Os discursos de ódio não foram derrotados nas urnas em 2022. A faceta criminosa, preconceituosa, excludente e fascista de uma parcela da sociedade segue expressiva e com ações contínuas em sua política de extermínio. Afinal, a política não é sinônimo de Brasília, como muitos crêem, mas se imbrica no seio das relações sociais. Não afetam apenas um indivíduo A ou B, mas a todos nós, independentemente da localidade.
O papel da escola e a síndrome do herói
Em cenários de crise, somos empurrados a buscar caminhos e soluções, tentando manter coerência nos princípios que regem tais ações. É fácil e confortável para uma parte da sociedade, mais uma vez, alçar a responsabilidade às instituições escolares de terem que dar conta de problemas extremamente complexos e que vão muito além de seus muros.
Parecemos viver a síndrome do herói, ora colocada nas costas de profissionais de educação, ora na própria instituição em si, tendo que lidar com eficácia em relação às diferentes mazelas sociais.

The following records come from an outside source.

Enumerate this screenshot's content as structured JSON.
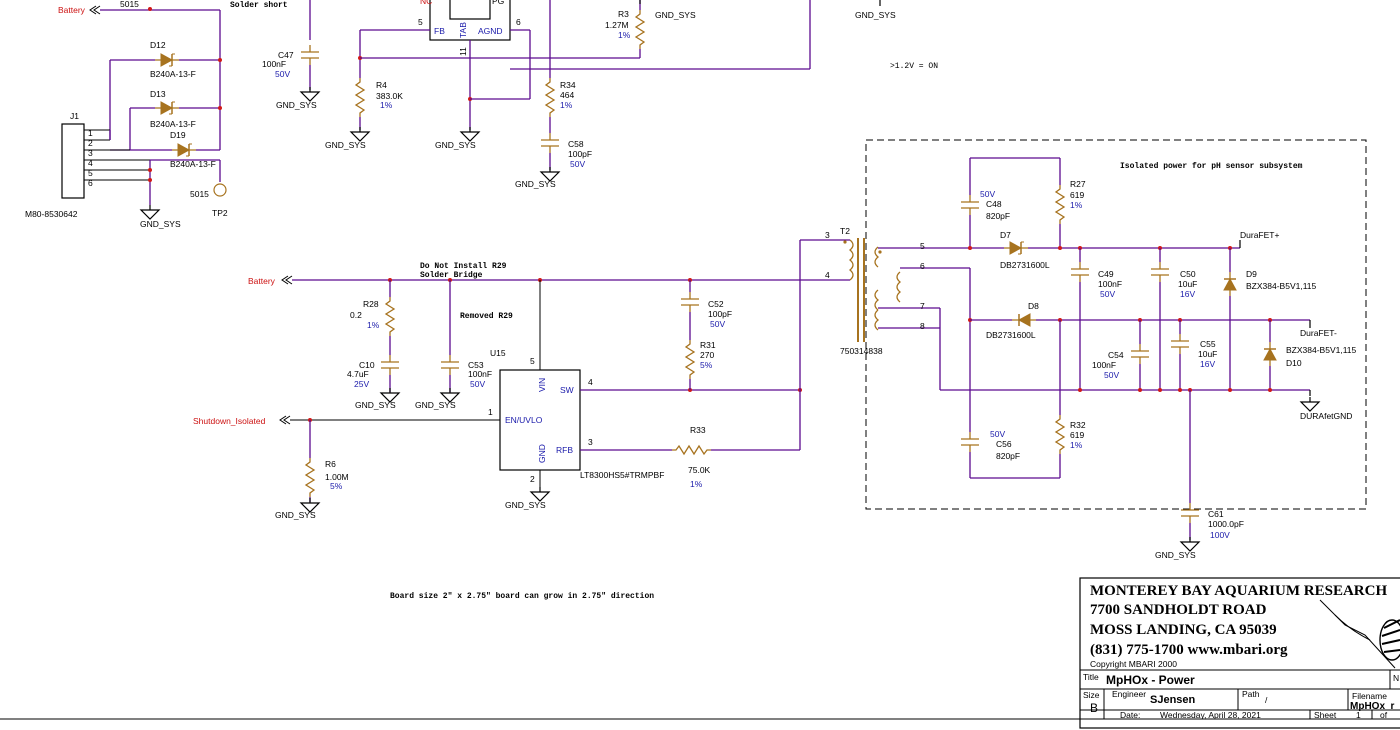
{
  "nets": {
    "battery": "Battery",
    "gnd_sys": "GND_SYS",
    "shutdown_isolated": "Shutdown_Isolated",
    "durafet_pos": "DuraFET+",
    "durafet_neg": "DuraFET-",
    "durafet_gnd": "DURAfetGND",
    "test_point_net": "5015"
  },
  "notes": {
    "solder_short": "Solder short",
    "threshold": ">1.2V = ON",
    "isolated_box": "Isolated power for pH sensor subsystem",
    "dni_r29_line1": "Do Not Install R29",
    "dni_r29_line2": "Solder Bridge",
    "removed_r29": "Removed R29",
    "board_size": "Board size 2\" x 2.75\"  board can grow in 2.75\" direction"
  },
  "connector": {
    "ref": "J1",
    "part": "M80-8530642",
    "pins": [
      "1",
      "2",
      "3",
      "4",
      "5",
      "6"
    ],
    "tp_ref": "TP2"
  },
  "components": {
    "D12": {
      "ref": "D12",
      "part": "B240A-13-F"
    },
    "D13": {
      "ref": "D13",
      "part": "B240A-13-F"
    },
    "D19": {
      "ref": "D19",
      "part": "B240A-13-F"
    },
    "C47": {
      "ref": "C47",
      "value": "100nF",
      "rating": "50V"
    },
    "R4": {
      "ref": "R4",
      "value": "383.0K",
      "tol": "1%"
    },
    "R3": {
      "ref": "R3",
      "value": "1.27M",
      "tol": "1%"
    },
    "R34": {
      "ref": "R34",
      "value": "464",
      "tol": "1%"
    },
    "C58": {
      "ref": "C58",
      "value": "100pF",
      "rating": "50V"
    },
    "R28": {
      "ref": "R28",
      "value": "0.2",
      "tol": "1%"
    },
    "C10": {
      "ref": "C10",
      "value": "4.7uF",
      "rating": "25V"
    },
    "C53": {
      "ref": "C53",
      "value": "100nF",
      "rating": "50V"
    },
    "R6": {
      "ref": "R6",
      "value": "1.00M",
      "tol": "5%"
    },
    "C52": {
      "ref": "C52",
      "value": "100pF",
      "rating": "50V"
    },
    "R31": {
      "ref": "R31",
      "value": "270",
      "tol": "5%"
    },
    "R33": {
      "ref": "R33",
      "value": "75.0K",
      "tol": "1%"
    },
    "T2": {
      "ref": "T2",
      "part": "750314838"
    },
    "C48": {
      "ref": "C48",
      "value": "820pF",
      "rating": "50V"
    },
    "R27": {
      "ref": "R27",
      "value": "619",
      "tol": "1%"
    },
    "D7": {
      "ref": "D7",
      "part": "DB2731600L"
    },
    "D8": {
      "ref": "D8",
      "part": "DB2731600L"
    },
    "C49": {
      "ref": "C49",
      "value": "100nF",
      "rating": "50V"
    },
    "C50": {
      "ref": "C50",
      "value": "10uF",
      "rating": "16V"
    },
    "D9": {
      "ref": "D9",
      "part": "BZX384-B5V1,115"
    },
    "D10": {
      "ref": "D10",
      "part": "BZX384-B5V1,115"
    },
    "C54": {
      "ref": "C54",
      "value": "100nF",
      "rating": "50V"
    },
    "C55": {
      "ref": "C55",
      "value": "10uF",
      "rating": "16V"
    },
    "C56": {
      "ref": "C56",
      "value": "820pF",
      "rating": "50V"
    },
    "R32": {
      "ref": "R32",
      "value": "619",
      "tol": "1%"
    },
    "C61": {
      "ref": "C61",
      "value": "1000.0pF",
      "rating": "100V"
    }
  },
  "upper_ic": {
    "pin_nc": "NC",
    "pin_pg": "PG",
    "pin_fb": "FB",
    "pin_tab": "TAB",
    "pin_agnd": "AGND",
    "pin5": "5",
    "pin6": "6",
    "pin11": "11"
  },
  "u15": {
    "ref": "U15",
    "part": "LT8300HS5#TRMPBF",
    "pins": {
      "vin": "VIN",
      "sw": "SW",
      "en": "EN/UVLO",
      "rfb": "RFB",
      "gnd": "GND",
      "n5": "5",
      "n4": "4",
      "n1": "1",
      "n3": "3",
      "n2": "2"
    }
  },
  "t2_pins": [
    "3",
    "4",
    "5",
    "6",
    "7",
    "8"
  ],
  "title_block": {
    "org": "MONTEREY BAY AQUARIUM RESEARCH",
    "address": "7700 SANDHOLDT ROAD",
    "city": "MOSS LANDING, CA 95039",
    "contact": "(831) 775-1700  www.mbari.org",
    "copyright": "Copyright MBARI 2000",
    "title_label": "Title",
    "title_value": "MpHOx - Power",
    "n_label": "N",
    "size_label": "Size",
    "size_value": "B",
    "engineer_label": "Engineer",
    "engineer_value": "SJensen",
    "path_label": "Path",
    "path_value": "/",
    "filename_label": "Filename",
    "filename_value": "MpHOx_r",
    "date_label": "Date:",
    "date_value": "Wednesday, April 28, 2021",
    "sheet_label": "Sheet",
    "sheet_value": "1",
    "of_label": "of"
  },
  "colors": {
    "wire": "#5c0b8f",
    "component": "#a7731f",
    "value_text": "#1a1aaa",
    "net_label": "#cc1111",
    "junction": "#d11919"
  }
}
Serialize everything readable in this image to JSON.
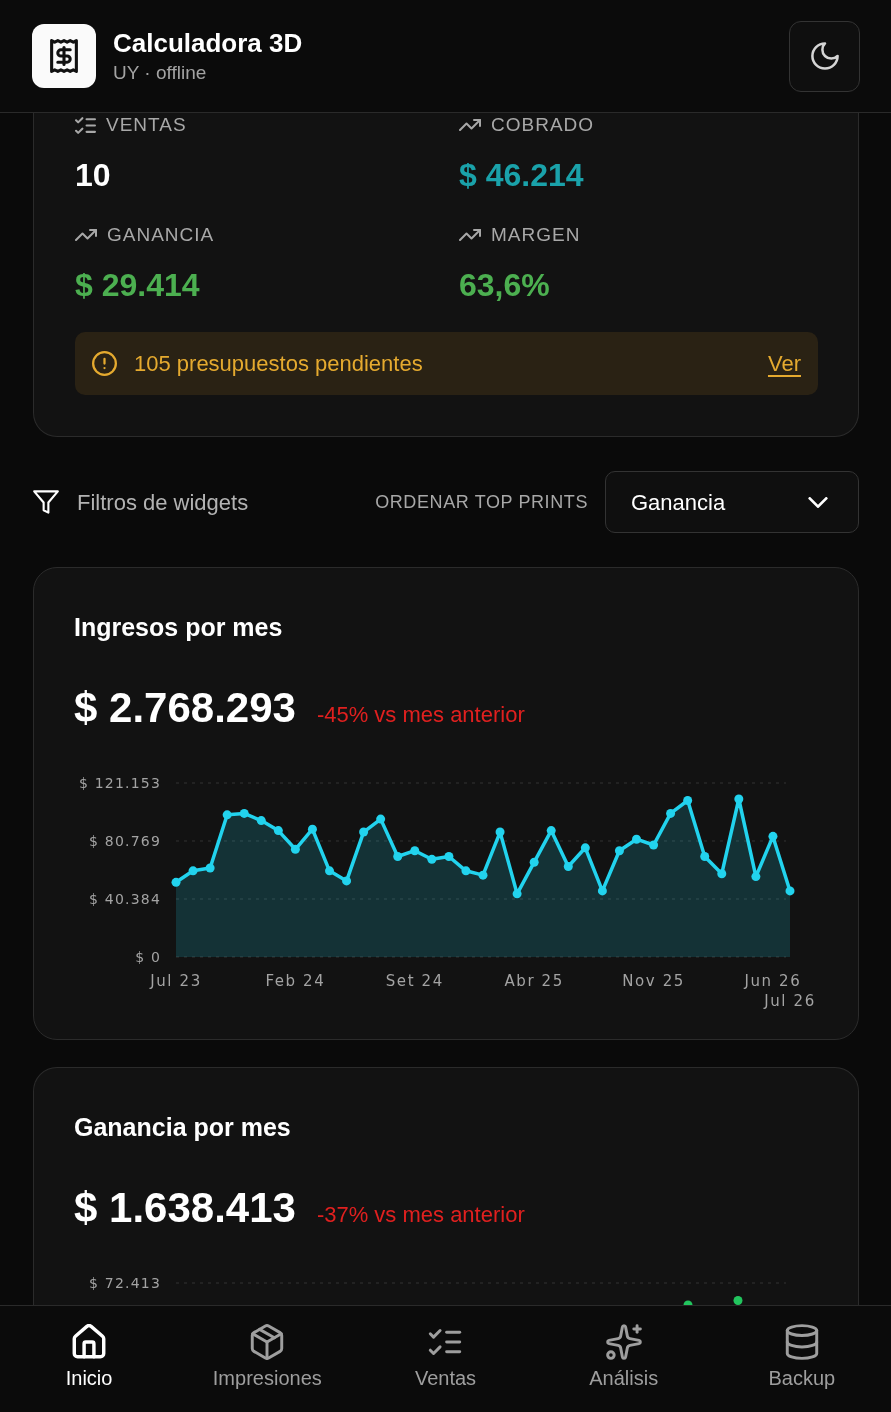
{
  "header": {
    "title": "Calculadora 3D",
    "subtitle": "UY · offline"
  },
  "summary": {
    "stats": [
      {
        "label": "VENTAS",
        "value": "10",
        "color": "#ffffff"
      },
      {
        "label": "COBRADO",
        "value": "$ 46.214",
        "color": "#1aa2aa"
      },
      {
        "label": "GANANCIA",
        "value": "$ 29.414",
        "color": "#4caf50"
      },
      {
        "label": "MARGEN",
        "value": "63,6%",
        "color": "#4caf50"
      }
    ],
    "alert": {
      "text": "105 presupuestos pendientes",
      "link": "Ver"
    }
  },
  "filters": {
    "title": "Filtros de widgets",
    "sort_label": "ORDENAR TOP PRINTS",
    "sort_value": "Ganancia"
  },
  "widgets": [
    {
      "title": "Ingresos por mes",
      "total": "$ 2.768.293",
      "change": "-45% vs mes anterior",
      "chart_data": {
        "type": "area",
        "categories": [
          "Jul 23",
          null,
          null,
          null,
          null,
          null,
          null,
          "Feb 24",
          null,
          null,
          null,
          null,
          null,
          null,
          "Set 24",
          null,
          null,
          null,
          null,
          null,
          null,
          "Abr 25",
          null,
          null,
          null,
          null,
          null,
          null,
          "Nov 25",
          null,
          null,
          null,
          null,
          null,
          null,
          "Jun 26",
          "Jul 26"
        ],
        "values": [
          52000,
          60000,
          62000,
          99000,
          100000,
          95000,
          88000,
          75000,
          89000,
          60000,
          53000,
          87000,
          96000,
          70000,
          74000,
          68000,
          70000,
          60000,
          57000,
          87000,
          44000,
          66000,
          88000,
          63000,
          76000,
          46000,
          74000,
          82000,
          78000,
          100000,
          109000,
          70000,
          58000,
          110000,
          56000,
          84000,
          46000
        ],
        "ylim": [
          0,
          121153
        ],
        "yticks": [
          {
            "value": 0,
            "label": "$ 0"
          },
          {
            "value": 40384,
            "label": "$ 40.384"
          },
          {
            "value": 80769,
            "label": "$ 80.769"
          },
          {
            "value": 121153,
            "label": "$ 121.153"
          }
        ]
      }
    },
    {
      "title": "Ganancia por mes",
      "total": "$ 1.638.413",
      "change": "-37% vs mes anterior",
      "y_tick_label": "$ 72.413"
    }
  ],
  "bottom_nav": [
    {
      "label": "Inicio",
      "selected": true
    },
    {
      "label": "Impresiones",
      "selected": false
    },
    {
      "label": "Ventas",
      "selected": false
    },
    {
      "label": "Análisis",
      "selected": false
    },
    {
      "label": "Backup",
      "selected": false
    }
  ]
}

É óbvio que o papel social da escola é determinante na garantia de direitos, na promoção da dignidade humana, na vivência da cidadania e democracia, porém, sem políticas públicas efetivas e mobilização da sociedade civil o discurso e a prática não convergem. E, nesse ardiloso contexto, precisamos localizar – sem separar – as lutas urgentes e as lutas importantes.
Lutas urgentes e lutas importantes no enfrentamento à violência nas escolas
Dentro das urgências, é fundamental o poder público se implicar e se responsabilizar, nos âmbitos municipais, estaduais e federal, em discutir e efetivar medidas de segurança para as diferentes comunidades escolares – Brasil afora – passando pela existência de um serviço de inteligência que consiga mapear, identificar e prender previamente indivíduos ou grupos que planejam tais ações.
Além disso, é preciso retomar com força total o debate sobre o desarmamento da população civil e entendermos os malefícios gerados pela flexibilização do porte e posse de armas dos últimos anos. Os possíveis caminhos não carregam consigo uma mera lógica de causa e efeito. Se eu faço isso, logo obtenho aquilo… O problema é estrutural, portanto, não se trata apenas de instalar mais câmeras nas escolas, aumentar os muros ou colocar policiais dentro delas.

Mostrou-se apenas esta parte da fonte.